I'm feeling a little testy, but I also had a pretty decent day, too. I mean, it could go either way. I'll just say it was a good day... in general. I've taken 4 hits, so I'm sure what little agitation I'm feeling will be gone shortly.

I'm already reaping the positive effects of removing myself from Facebook. Unlike last time, I'm still allowing myself access to Instagram. Even with that form of social media left, I'm still finding myself spending much less time looking at my phone. I don't sit in my car killing time, only to always feel like I never have time. I'm not looking at my phone first thing in the morning, which somehow helps me get motivated a little more.

I got right up this morning, made my smoothies, juiced some oranges, and got myself out the door with enough time (before having to work at 1:30pm) to take myself on a 2 mile walk along the Clear Creek Trails. I'm proud of myself for making the most of my morning, instead of laying in bed feeling sorry for myself.

Two days have passed since I spoke to dad at all. I don't want him to think I'm avoiding him, or that I'm mad at him, but in all honesty he isn't really making any attempts to connect with me. He usually has his ear buds in, looking at his computer. I don't want to bother him, so I don't usually go into the living room. Tomorrow we'll spend some time together. I have to make a better effort at working on our relationship. There are some issues there, albeit minor.

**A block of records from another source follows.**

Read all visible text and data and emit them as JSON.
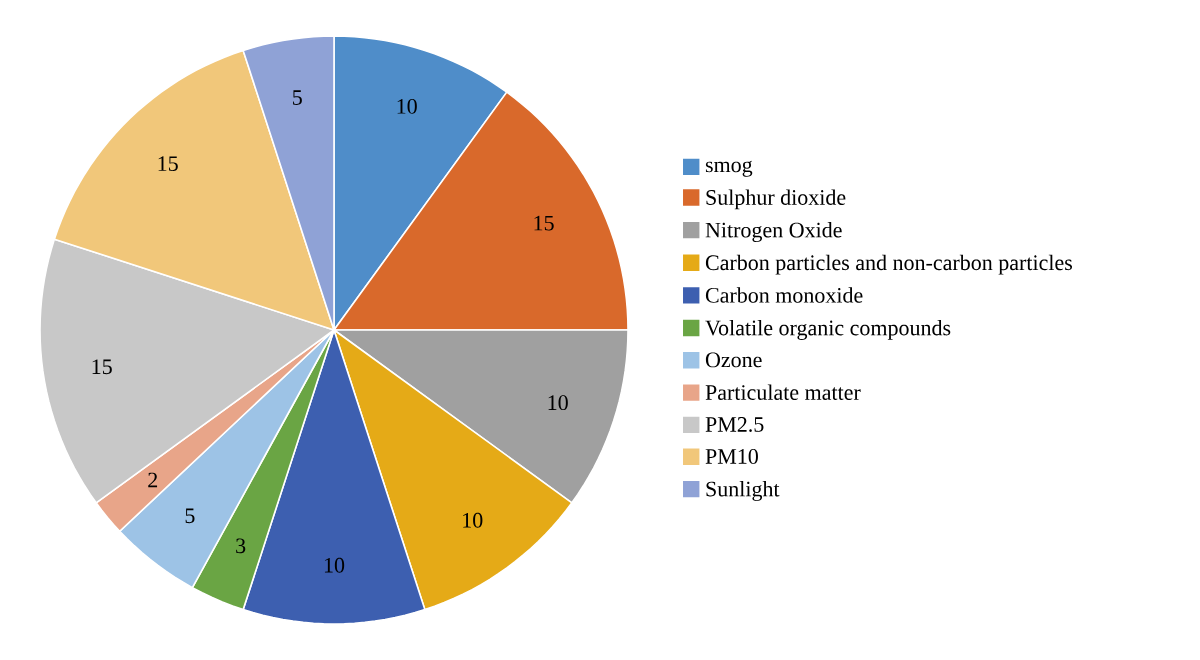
{
  "chart_data": {
    "type": "pie",
    "categories": [
      "smog",
      "Sulphur dioxide",
      "Nitrogen Oxide",
      "Carbon particles and non-carbon particles",
      "Carbon monoxide",
      "Volatile organic compounds",
      "Ozone",
      "Particulate matter",
      "PM2.5",
      "PM10",
      "Sunlight"
    ],
    "values": [
      10,
      15,
      10,
      10,
      10,
      3,
      5,
      2,
      15,
      15,
      5
    ],
    "colors": [
      "#4f8dc9",
      "#d9692b",
      "#a0a0a0",
      "#e5aa17",
      "#3d5fb0",
      "#6aa544",
      "#9dc3e6",
      "#e8a589",
      "#c8c8c8",
      "#f1c77a",
      "#8fa2d6"
    ],
    "data_labels": true,
    "legend": "right"
  }
}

Work went by pretty fast. I didn't feel particularly busy, but I guess I was busy enough to not feel the need to watch the time. I brought 5 bananas, a berry/banana smoothie, and the orange juice I squeezed this morning for lunch. I ended up not drinking the smoothie (I just had it when I got home), but I drank/ate everything else. I'm trying to get more fruits in. Anyway, all my fruit consumption seemed to give me a nice kick in energy. Unfortunately it didn't help my mood too much, because when I got back from lunch I was greeted by a pile of go backs in the fitting room no one felt was their job to put a way. That kind of put my in a salty mood, but now that my cannabis has kicked in, I can't even remember why that was such a big deal at that time... it's all good...............................

I should probably go to bed. Especially since I can't seem to remember what I needed to write about. It wasn't that important, anyway.